При наличии агента BI.ZONE EDR на хосте формируется актуальный результат инвентаризации, отражающий как уже существующие, так и потенциально уязвимые шаблоны — в реальном времени и без зависимости от журналов безопасности.
Для предотвращения техники ESC13 внедрите следующие меры безопасности.
- Убедитесь, что только уполномоченные пользователи или группы могут использовать шаблон (права Enroll или Autoenroll).
- Исключите «широкие» группы вроде Authenticated Users из ACL шаблонов.
- Регулярно проверяйте объекты OID в AD и связанные с ними группы через атрибут
msDS-OIDToGroupLink. - Убедитесь, что у связанных групп нет привилегий (например, Domain Admins).
- Удалите EKU Client Authentication, если не требуется.

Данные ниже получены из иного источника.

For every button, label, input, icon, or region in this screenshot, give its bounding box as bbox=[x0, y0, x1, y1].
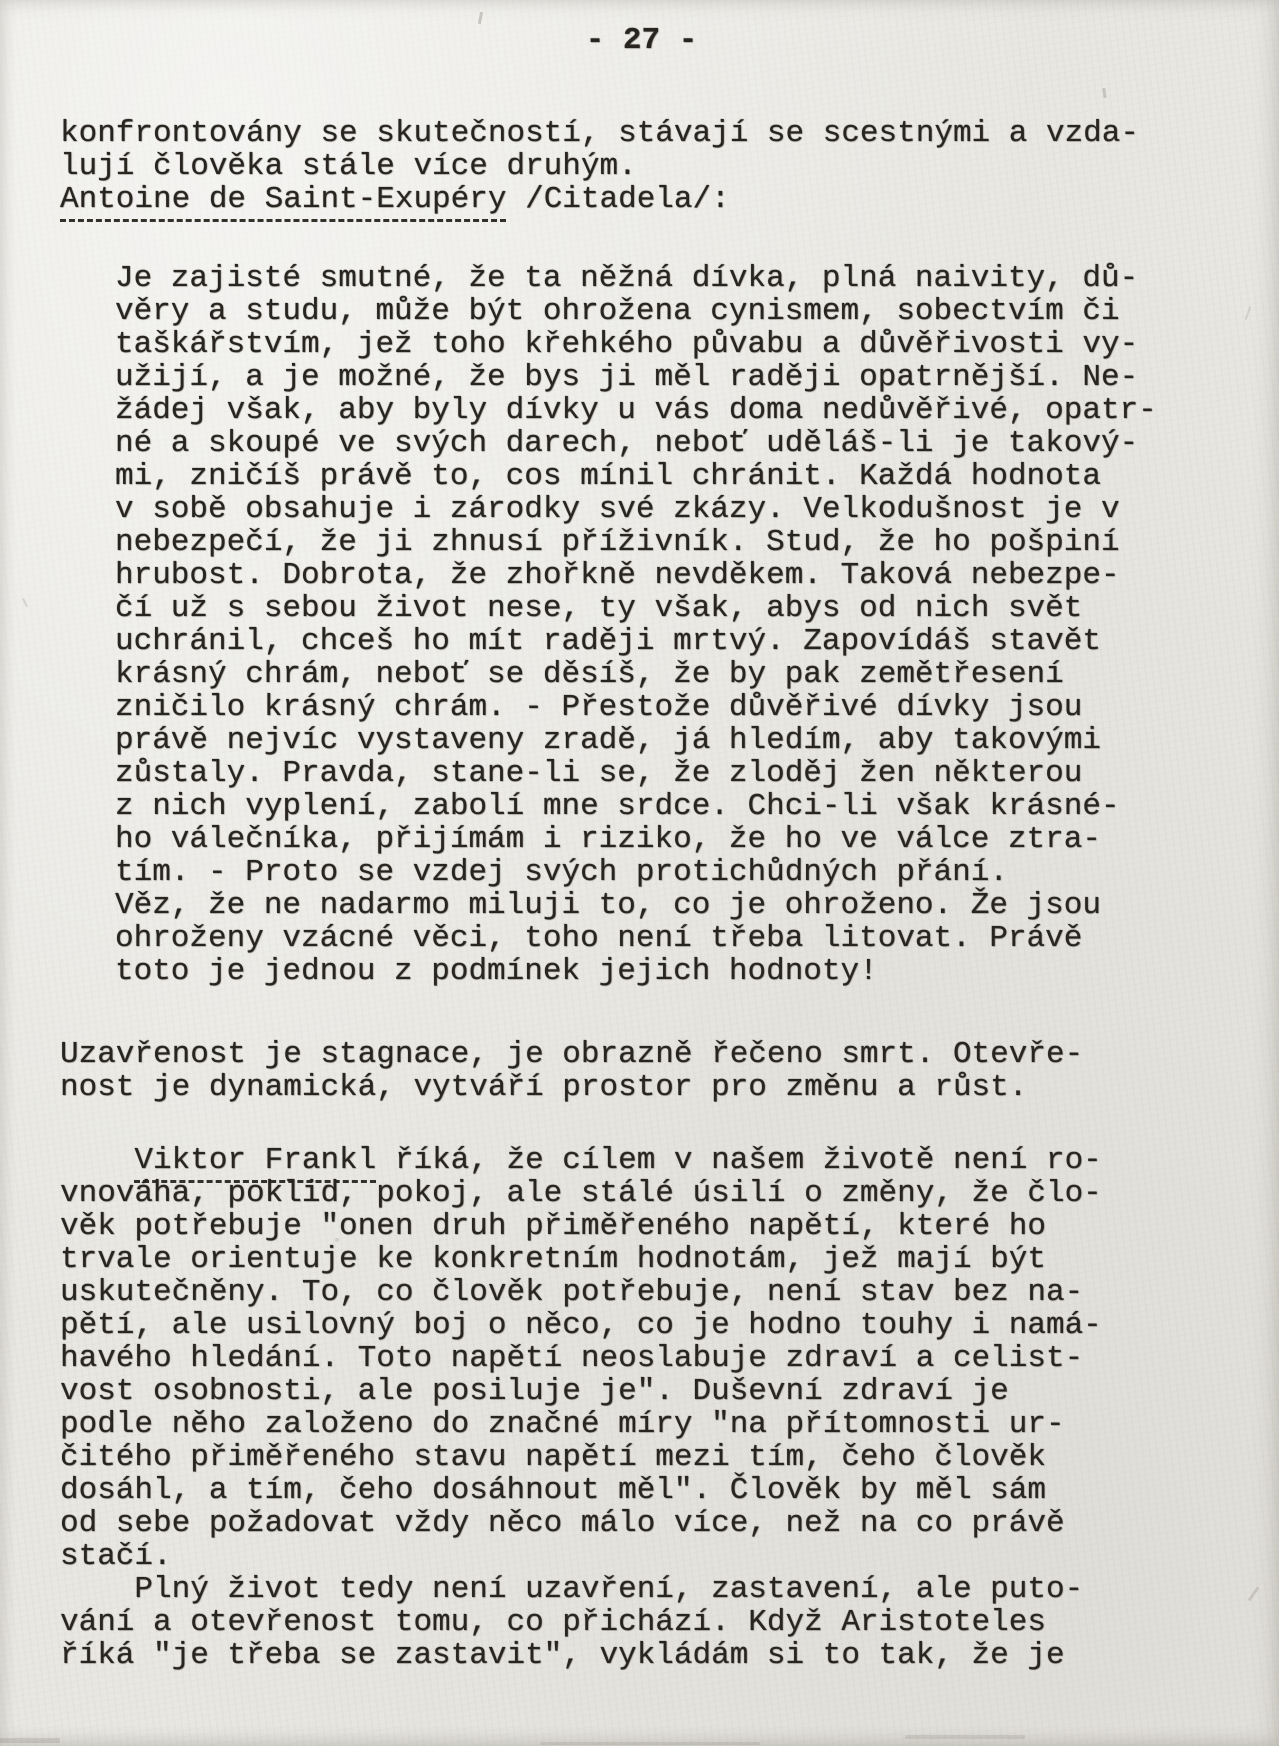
text-line: vání a otevřenost tomu, co přichází. Kdy… bbox=[60, 1606, 1223, 1639]
text-line: čitého přiměřeného stavu napětí mezi tím… bbox=[60, 1441, 1223, 1474]
paper-speck bbox=[540, 1742, 760, 1745]
frankl-first-line: Viktor Frankl říká, že cílem v našem živ… bbox=[60, 1144, 1223, 1177]
text-line: pětí, ale usilovný boj o něco, co je hod… bbox=[60, 1309, 1223, 1342]
text-line: věry a studu, může být ohrožena cynismem… bbox=[115, 295, 1223, 328]
text-line: věk potřebuje "onen druh přiměřeného nap… bbox=[60, 1210, 1223, 1243]
text-fragment: říká, že cílem v našem životě není ro- bbox=[376, 1143, 1102, 1178]
text-line: od sebe požadovat vždy něco málo více, n… bbox=[60, 1507, 1223, 1540]
text-line: nost je dynamická, vytváří prostor pro z… bbox=[60, 1071, 1223, 1104]
frankl-continuation: vnováha, poklid, pokoj, ale stálé úsilí … bbox=[60, 1177, 1223, 1573]
text-line: tím. - Proto se vzdej svých protichůdnýc… bbox=[115, 856, 1223, 889]
frankl-paragraph: Viktor Frankl říká, že cílem v našem živ… bbox=[60, 1144, 1223, 1573]
text-line: ohroženy vzácné věci, toho není třeba li… bbox=[115, 922, 1223, 955]
paper-speck bbox=[1102, 88, 1106, 98]
text-line: havého hledání. Toto napětí neoslabuje z… bbox=[60, 1342, 1223, 1375]
citation-heading: Antoine de Saint-Exupéry /Citadela/: bbox=[60, 183, 1223, 216]
final-paragraph: Plný život tedy není uzavření, zastavení… bbox=[60, 1573, 1223, 1672]
closing-paragraph: Uzavřenost je stagnace, je obrazně řečen… bbox=[60, 1038, 1223, 1104]
text-line: krásný chrám, neboť se děsíš, že by pak … bbox=[115, 658, 1223, 691]
text-line: hrubost. Dobrota, že zhořkně nevděkem. T… bbox=[115, 559, 1223, 592]
text-line: taškářstvím, jež toho křehkého půvabu a … bbox=[115, 328, 1223, 361]
author-name-underlined: Antoine de Saint-Exupéry bbox=[60, 182, 506, 222]
text-line: toto je jednou z podmínek jejich hodnoty… bbox=[115, 955, 1223, 988]
text-line: Uzavřenost je stagnace, je obrazně řečen… bbox=[60, 1038, 1223, 1071]
paper-speck bbox=[22, 598, 28, 607]
text-line: říká "je třeba se zastavit", vykládám si… bbox=[60, 1639, 1223, 1672]
text-line: vost osobnosti, ale posiluje je". Duševn… bbox=[60, 1375, 1223, 1408]
text-line: čí už s sebou život nese, ty však, abys … bbox=[115, 592, 1223, 625]
text-line: právě nejvíc vystaveny zradě, já hledím,… bbox=[115, 724, 1223, 757]
paper-speck bbox=[1248, 1587, 1260, 1602]
text-line: z nich vyplení, zabolí mne srdce. Chci-l… bbox=[115, 790, 1223, 823]
text-line: Věz, že ne nadarmo miluji to, co je ohro… bbox=[115, 889, 1223, 922]
page-number: - 27 - bbox=[60, 24, 1223, 57]
citadela-quote-block: Je zajisté smutné, že ta něžná dívka, pl… bbox=[115, 262, 1223, 988]
paper-speck bbox=[0, 1738, 60, 1743]
text-line: trvale orientuje ke konkretním hodnotám,… bbox=[60, 1243, 1223, 1276]
text-line: Plný život tedy není uzavření, zastavení… bbox=[60, 1573, 1223, 1606]
text-line: nebezpečí, že ji zhnusí příživník. Stud,… bbox=[115, 526, 1223, 559]
text-line: dosáhl, a tím, čeho dosáhnout měl". Člov… bbox=[60, 1474, 1223, 1507]
text-line: uchránil, chceš ho mít raději mrtvý. Zap… bbox=[115, 625, 1223, 658]
paper-speck bbox=[905, 1735, 1025, 1739]
paper-speck bbox=[478, 12, 483, 24]
text-line: Je zajisté smutné, že ta něžná dívka, pl… bbox=[115, 262, 1223, 295]
text-line: uskutečněny. To, co člověk potřebuje, ne… bbox=[60, 1276, 1223, 1309]
paper-speck bbox=[1245, 306, 1252, 320]
text-line: mi, zničíš právě to, cos mínil chránit. … bbox=[115, 460, 1223, 493]
text-line: stačí. bbox=[60, 1540, 1223, 1573]
text-line: zůstaly. Pravda, stane-li se, že zloděj … bbox=[115, 757, 1223, 790]
text-line: konfrontovány se skutečností, stávají se… bbox=[60, 117, 1223, 150]
text-line: ho válečníka, přijímám i riziko, že ho v… bbox=[115, 823, 1223, 856]
text-line: podle něho založeno do značné míry "na p… bbox=[60, 1408, 1223, 1441]
intro-paragraph: konfrontovány se skutečností, stávají se… bbox=[60, 117, 1223, 216]
first-line-indent bbox=[60, 1143, 134, 1178]
text-line: né a skoupé ve svých darech, neboť udělá… bbox=[115, 427, 1223, 460]
text-line: zničilo krásný chrám. - Přestože důvěřiv… bbox=[115, 691, 1223, 724]
text-line: v sobě obsahuje i zárodky své zkázy. Vel… bbox=[115, 493, 1223, 526]
citation-source: /Citadela/: bbox=[506, 182, 729, 217]
intro-lines: konfrontovány se skutečností, stávají se… bbox=[60, 117, 1223, 183]
text-line: vnováha, poklid, pokoj, ale stálé úsilí … bbox=[60, 1177, 1223, 1210]
text-line: lují člověka stále více druhým. bbox=[60, 150, 1223, 183]
text-line: užijí, a je možné, že bys ji měl raději … bbox=[115, 361, 1223, 394]
text-line: žádej však, aby byly dívky u vás doma ne… bbox=[115, 394, 1223, 427]
document-page: - 27 - konfrontovány se skutečností, stá… bbox=[0, 0, 1279, 1746]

- Проверьте, включено ли требование CA certificate manager approval и активированы ли механизмы ручного утверждения.
- Включите и анализируйте события 4886, 4887, 4888, 4898 и 4769.
- Настройте SIEM или агент EDR на выявление подозрительных цепочек «запрос → выдача → использование».
Если в вашей инфраструктуре нет необходимости в authentication mechanism assurance, отключите его.
ESC13 — это мощная техника эскалации привилегий, основанная на ошибках конфигурации в инфраструктуре AD CS и связях OID с группой. Атака особенно опасна в сочетании с широким доступом к шаблону и привилегированной группой.
Только комплексный подход — автоматизация аудита, регулярная инвентаризация и постоянный мониторинг — позволяет защитить инфраструктуру от подобных атак.
Понимание риска, грамотная настройка шаблонов, контроль доступа и регулярный аудит — основа устойчивой безопасности Active Directory.